How to actually get there (without pretending you already have)
I want to be straight with you here. This isn’t something you read one article about and then you’re sorted. I still catch myself wanting approval, noticing the sting when something I write gets criticism, or second-guessing a decision based on what someone else might think. The work is ongoing. My wife, who is considerably more patient than I am, would probably laugh at the idea of me being some kind of fully-liberated, validation-free person.
But there are practical things that research suggests actually move the needle. Self-Determination Theory, developed by psychologists Ryan and Deci, makes a useful distinction between intrinsic and extrinsic motivation. Extrinsic goals, things like popularity, approval, and status, are consistently associated with lower wellbeing. Intrinsic goals, things like personal growth, genuine connection, and meaningful contribution, are associated with flourishing. Every time you make a decision based on your own values rather than what looks good to others, you’re exercising that intrinsic muscle. You’re practicing self-determination.
The small stuff matters too. Notice when you’re about to do something primarily for approval, posting something, saying yes to a plan, downplaying an opinion, and just pause for a second. Ask yourself: would I do this if nobody knew? If the answer is no, that’s useful information.

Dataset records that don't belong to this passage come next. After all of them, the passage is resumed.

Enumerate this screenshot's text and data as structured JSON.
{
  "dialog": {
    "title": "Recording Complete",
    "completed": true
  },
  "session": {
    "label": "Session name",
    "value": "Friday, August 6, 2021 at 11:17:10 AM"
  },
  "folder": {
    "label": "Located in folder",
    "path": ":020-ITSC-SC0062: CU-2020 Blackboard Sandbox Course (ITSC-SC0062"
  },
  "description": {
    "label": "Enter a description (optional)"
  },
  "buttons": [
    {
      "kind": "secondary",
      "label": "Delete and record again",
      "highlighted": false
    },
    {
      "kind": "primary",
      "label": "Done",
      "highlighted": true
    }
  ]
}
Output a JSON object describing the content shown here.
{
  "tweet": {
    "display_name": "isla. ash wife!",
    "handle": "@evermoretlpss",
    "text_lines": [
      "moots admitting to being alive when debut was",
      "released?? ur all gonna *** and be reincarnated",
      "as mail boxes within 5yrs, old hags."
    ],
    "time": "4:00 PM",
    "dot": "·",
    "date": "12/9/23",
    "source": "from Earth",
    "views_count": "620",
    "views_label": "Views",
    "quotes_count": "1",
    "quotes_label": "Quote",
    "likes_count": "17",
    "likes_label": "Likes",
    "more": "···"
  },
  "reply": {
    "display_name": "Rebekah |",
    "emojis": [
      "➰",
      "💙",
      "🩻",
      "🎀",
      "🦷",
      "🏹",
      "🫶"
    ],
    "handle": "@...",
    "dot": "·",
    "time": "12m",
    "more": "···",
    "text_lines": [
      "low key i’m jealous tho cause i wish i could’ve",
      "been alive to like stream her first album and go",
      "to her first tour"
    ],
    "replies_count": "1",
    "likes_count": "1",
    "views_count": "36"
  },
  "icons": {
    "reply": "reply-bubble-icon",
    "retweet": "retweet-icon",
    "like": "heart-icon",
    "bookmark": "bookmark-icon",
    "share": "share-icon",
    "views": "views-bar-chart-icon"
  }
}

There’s also something to be said for sitting with discomfort. When someone disagrees with you and that familiar sting shows up, you don’t have to immediately fix it or convince them or scroll back through the conversation to see where you went wrong. Just notice the sting. Let it be there. It won’t kill you. Over time, the nervous system learns that disapproval is survivable, and it stops treating it like an emergency.
Running through the humid streets of Saigon in the early morning does something similar for me. Nobody’s watching, nobody cares, and there’s something clarifying about that. Just you and the work. It’s a small daily reminder that a lot of life can operate that way.
People who’ve genuinely stopped chasing validation didn’t become cold or indifferent. They just found something more reliable to stand on. Not the shifting opinions of other people, but a clearer, quieter sense of who they actually are. That’s not arrogance. That’s what freedom from ego actually looks like in practice.
The question isn’t whether you care too much what others think. Most of us do, at least some of the time. The real question is: what are you building on the inside, so that eventually, you don’t have to?